Denied medical care and given little rest, Sim's physical and mental health soon deteriorated; witnesses note that at several of the later rallies, he did not appear conscious when carried on stage. Unsettled by the increasingly macabre spectacle, some of Ryŏ's allies petitioned in November to end Sim's tour of popular action sessions and return him to house arrest. His further petitions for medicine and treatment still went unnoticed, however, and on March 30th, 1984, he passed away in his residence.
Legacy
After the Decembrist Revolution, the new Menghean government under Choe Sŭng-min ordered that Sim Jin-hwan be posthumously rehabilitated, and struck all treason charges against him from the record. The new Chairman himself is said to have had a particularly positive view of Sim's leadership, often contrasting it favorably with Ryŏ's time in office.
A larger debate has centered on the question of whether Sim's industrial and military reforms, if implemented without interference, would have succeeded in generating sustained economic development similar to Choe's economic miracle. Choe himself remarked in 1988 that "despite a promising start, we have been delayed ten years, and set back ten years more [i.e., under Ryŏ]." Indeed, his initial plans for economic reconstruction closely resembled Sim's, in part because he relied heavily on surviving members of the "Progress faction" when building his new national government.

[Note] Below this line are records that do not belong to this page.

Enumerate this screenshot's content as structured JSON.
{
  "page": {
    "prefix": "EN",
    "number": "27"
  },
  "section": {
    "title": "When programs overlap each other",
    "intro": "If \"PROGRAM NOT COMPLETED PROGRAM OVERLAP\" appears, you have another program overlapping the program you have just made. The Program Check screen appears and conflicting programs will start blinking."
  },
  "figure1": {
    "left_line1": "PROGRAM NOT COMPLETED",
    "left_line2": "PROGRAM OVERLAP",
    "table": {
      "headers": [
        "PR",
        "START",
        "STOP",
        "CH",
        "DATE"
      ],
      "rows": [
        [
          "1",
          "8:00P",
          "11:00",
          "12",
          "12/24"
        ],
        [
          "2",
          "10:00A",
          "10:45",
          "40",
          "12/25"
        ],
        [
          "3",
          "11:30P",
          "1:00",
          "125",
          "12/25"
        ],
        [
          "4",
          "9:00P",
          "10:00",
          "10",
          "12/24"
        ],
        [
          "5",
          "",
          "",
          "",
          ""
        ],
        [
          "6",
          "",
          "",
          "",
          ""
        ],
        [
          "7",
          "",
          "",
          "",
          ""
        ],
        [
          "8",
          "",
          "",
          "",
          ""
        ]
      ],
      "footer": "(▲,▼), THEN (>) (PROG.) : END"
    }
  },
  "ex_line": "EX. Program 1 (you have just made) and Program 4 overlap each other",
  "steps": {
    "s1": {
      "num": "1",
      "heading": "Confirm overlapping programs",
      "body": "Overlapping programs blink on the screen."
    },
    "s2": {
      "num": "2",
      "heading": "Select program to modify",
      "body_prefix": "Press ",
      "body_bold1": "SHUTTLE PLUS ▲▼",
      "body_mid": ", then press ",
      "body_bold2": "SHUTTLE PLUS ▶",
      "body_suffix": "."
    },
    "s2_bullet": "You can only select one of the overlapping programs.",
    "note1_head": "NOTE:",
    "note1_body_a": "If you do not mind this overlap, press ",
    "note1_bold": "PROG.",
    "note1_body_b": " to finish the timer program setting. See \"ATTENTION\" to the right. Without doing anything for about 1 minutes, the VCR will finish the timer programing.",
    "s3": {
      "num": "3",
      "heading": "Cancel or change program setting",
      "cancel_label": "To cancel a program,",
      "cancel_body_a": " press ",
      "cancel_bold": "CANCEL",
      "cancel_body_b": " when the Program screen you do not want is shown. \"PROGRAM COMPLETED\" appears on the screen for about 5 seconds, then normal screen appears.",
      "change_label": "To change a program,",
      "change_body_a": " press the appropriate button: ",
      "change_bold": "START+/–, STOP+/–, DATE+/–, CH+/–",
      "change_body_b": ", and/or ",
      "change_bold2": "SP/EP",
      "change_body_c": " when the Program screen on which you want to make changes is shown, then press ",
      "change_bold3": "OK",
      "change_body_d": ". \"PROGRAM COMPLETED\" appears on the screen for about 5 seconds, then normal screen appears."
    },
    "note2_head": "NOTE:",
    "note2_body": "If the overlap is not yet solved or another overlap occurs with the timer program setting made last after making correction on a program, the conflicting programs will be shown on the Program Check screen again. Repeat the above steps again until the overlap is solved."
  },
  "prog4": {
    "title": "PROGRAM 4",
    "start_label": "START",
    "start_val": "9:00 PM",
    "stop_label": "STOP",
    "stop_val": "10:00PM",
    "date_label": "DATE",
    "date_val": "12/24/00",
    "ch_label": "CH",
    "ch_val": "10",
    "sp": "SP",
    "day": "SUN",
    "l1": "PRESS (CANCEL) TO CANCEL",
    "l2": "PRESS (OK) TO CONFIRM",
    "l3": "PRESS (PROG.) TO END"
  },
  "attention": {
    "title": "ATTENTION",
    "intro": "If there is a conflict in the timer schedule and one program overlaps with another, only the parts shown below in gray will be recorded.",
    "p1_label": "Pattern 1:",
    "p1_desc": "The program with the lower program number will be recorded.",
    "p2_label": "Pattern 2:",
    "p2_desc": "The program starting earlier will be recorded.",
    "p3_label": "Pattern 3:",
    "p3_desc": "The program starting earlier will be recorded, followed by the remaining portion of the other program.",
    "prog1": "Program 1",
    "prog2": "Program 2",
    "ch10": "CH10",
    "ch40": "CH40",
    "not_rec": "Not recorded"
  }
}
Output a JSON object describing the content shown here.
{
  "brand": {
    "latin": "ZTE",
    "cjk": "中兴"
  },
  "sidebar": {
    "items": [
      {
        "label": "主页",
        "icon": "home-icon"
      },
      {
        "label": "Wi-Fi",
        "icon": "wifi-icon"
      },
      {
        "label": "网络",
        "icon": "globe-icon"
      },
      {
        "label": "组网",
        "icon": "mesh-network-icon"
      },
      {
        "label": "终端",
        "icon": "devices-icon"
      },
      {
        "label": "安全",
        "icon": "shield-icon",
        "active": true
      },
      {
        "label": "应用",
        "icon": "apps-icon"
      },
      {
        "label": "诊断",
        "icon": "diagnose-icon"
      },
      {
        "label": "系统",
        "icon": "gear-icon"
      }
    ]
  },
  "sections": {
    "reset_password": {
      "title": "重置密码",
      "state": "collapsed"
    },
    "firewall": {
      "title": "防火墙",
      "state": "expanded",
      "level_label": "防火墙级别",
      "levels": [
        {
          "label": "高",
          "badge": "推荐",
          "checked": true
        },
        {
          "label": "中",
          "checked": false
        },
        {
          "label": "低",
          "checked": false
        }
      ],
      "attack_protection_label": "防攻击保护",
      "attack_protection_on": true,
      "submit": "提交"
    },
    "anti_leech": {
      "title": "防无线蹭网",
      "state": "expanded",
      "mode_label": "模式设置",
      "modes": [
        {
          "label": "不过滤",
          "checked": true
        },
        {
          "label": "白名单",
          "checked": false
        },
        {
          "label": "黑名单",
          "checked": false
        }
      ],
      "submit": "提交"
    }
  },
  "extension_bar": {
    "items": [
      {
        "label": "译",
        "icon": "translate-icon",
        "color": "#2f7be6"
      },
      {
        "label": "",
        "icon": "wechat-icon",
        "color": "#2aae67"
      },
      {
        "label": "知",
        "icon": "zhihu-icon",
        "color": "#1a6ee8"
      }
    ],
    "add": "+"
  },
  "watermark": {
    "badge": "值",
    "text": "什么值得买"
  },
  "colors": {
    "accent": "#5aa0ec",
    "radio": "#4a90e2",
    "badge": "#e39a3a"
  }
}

Yet while Choe eventually changed course from state-centric development to market mechanisms and private enterprise, Sim Jin-hwan had insisted throughout his time in office that all economic activity be centrally planned and carried out by state-run enterprises. Economies of scale, even where present, did not resolve the many inefficiencies of centralized allocation and price determination, and some political economists have argued that if Sim's form of development had continued much longer, it could have set Menghe down a long-term collision course with stagnant growth and difficult industrial reform.
Today, Sim Jin-hwan's ashes are enshrined in a family tomb in Haeju, and his residence while serving as First Secretary has been preserved as a museum.